En Italia no puede decirse que el derechista Berlusconi peque de desaforado centralismo y con ello provoque a los separatistas que encuentran "antipática" la unidad del país: más bien es culpable de la complicidad contraria. Por supuesto, en España los ímpetus separatistas están protagonizados por sujetos tan reaccionarios como los italianos, aunque aquí sean antigubernamentales. Y a pesar de las críticas que habitualmente suelen hacérsele, puede que el verdadero reproche contra el Gobierno de Aznar debiera ser también el de haber acelerado el debilitamiento neoliberal progresivo de las funciones públicas del Estado (en muchos casos, privatizar es el primer paso para disgregar y fomenta el separatismo), pese a las tardías proclamas unitarias que últimamente venimos escuchando. Sin embargo, el mal ya está hecho y ahora el antiaznarismo compulsivo se ha convertido en coartada de peligrosos o a veces divertidos dislates despedazadores. El otro día, por ejemplo, escuché en la radio al buen escritor gallego Suso de Toro reprocharle a Aznar su idea esencialista de España, pues razonablemente se negaba a creer que hubiera otra España que la de los ciudadanos.
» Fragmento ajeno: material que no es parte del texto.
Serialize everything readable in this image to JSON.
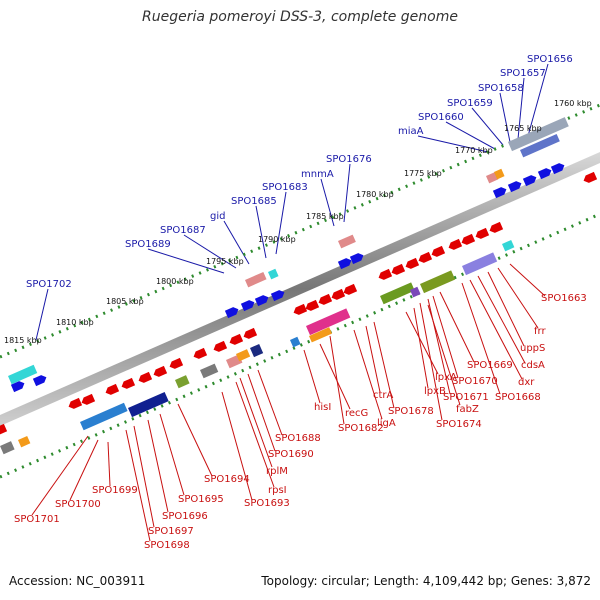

Acto seguido, aclaró que para él había tantas Españas como ciudadanos mismos, es decir, unos cuarenta millones. Me parecen demasiadas. Yo no creo que exista una Universidad Complutense platónica más allá de los alumnos, profesores y personal no docente que trabajamos en ella, pero dudo mucho que cada uno de nosotros sea una Universidad distinta y separada... No lo consentiría el señor rector.

Entre los más anticuados sectarios que montan guardia junto al PSOE, es común la opinión de que el partido no debe enfrentar a los nacionalismos disgregadores, acogiéndose a un internacionalismo venerable y abstracto. Otros socialistas, dolidos por las insinuaciones del PP que les convierten poco menos que en traidores, reivindican que ellos también aspiran a la unidad de España y así entran a competir en retórica plural-unitarista con sus principales adversarios. Pero algunos echamos de menos que se especifiquen las medidas de reforzamiento del espacio público común que proponen, destinadas a bloquear y reorientar la deriva disgregadora, no sólo en las instituciones, sino también en la formación ideológica de los ciudadanos. Porque la deriva existe y se acentuará en cuanto pasen las cautelas del periodo electoral. No sería malo que en España, como en otros países europeos, empezásemos a prevenir sus efectos indeseables.

Fernando Savater es catedrático de Filosofía de la Universidad Complutense de Madrid.